During the event, Nvidia also launched a new Scalable Link Interface (SLI) bridge for Pascal-based GPUs called “high-bandwidth SLI,” or HB SLI. The official Geforce site (towards the bottom) claims this bridge doubles the amount of available transfer bandwidth compared to running Maxwell-based GPUs in SLI.

nvidia hb sli bridges

Pricing and availability

As mentioned previously, Nvidia is glad to claim that Geforce GTX 1080 and GTX 1070 are the world’s first 16-nanometer FinFET-based GPUs. Power and performance claims aside, however, our favorite part of this launch announcement was that split second in the live stream video when some young kid in the audience gleefully yelled, “What? I can [actually] afford that!” in response to Jen-Hsun’s Geforce GTX 1080 unveiling.

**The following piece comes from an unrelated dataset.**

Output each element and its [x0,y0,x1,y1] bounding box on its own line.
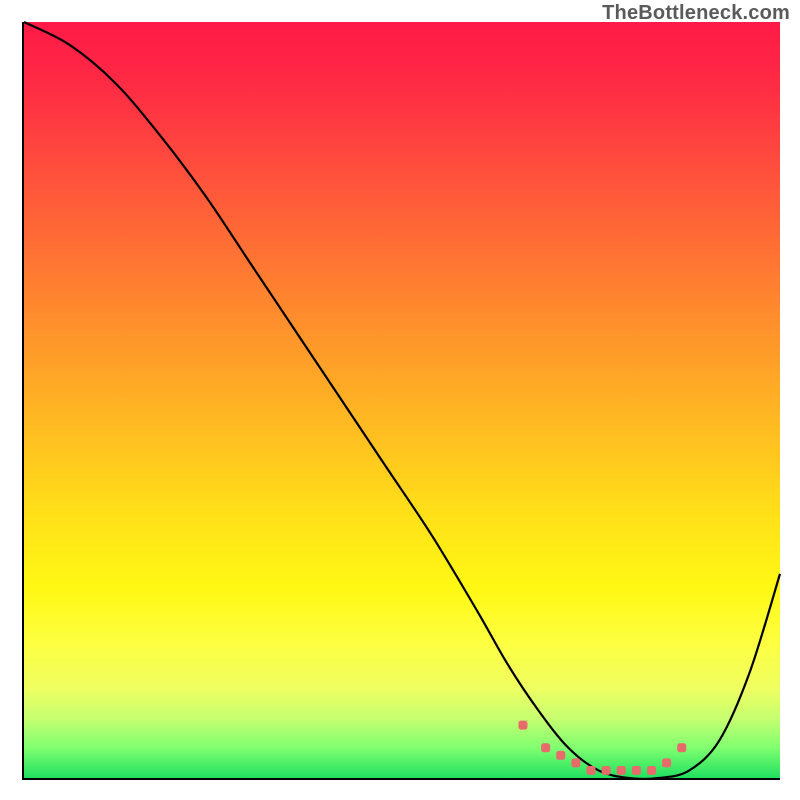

nvidia geforce pascal specs

The company will launch a standard Geforce GTX 1080 for $599 along with an alternative Geforce GTX 1080 Founders Edition for $699 on Friday, May 27th.

Two weeks later on Friday, June 10th, the company will launch a standard Geforce GTX 1070 for $379 along with an alternative Geforce GTX 1070 Founders Edition for $449.

While Nvidia launched the Geforce GTX 980 in September 2014 for $50 less than the GTX 1080 and the GTX 970 for $50 less than the GTX 1070, the difference this time around is that it claims both cards are faster than the company’s current flagships – the Geforce GTX Titan X ($1000) and GTX 980 Ti ($649).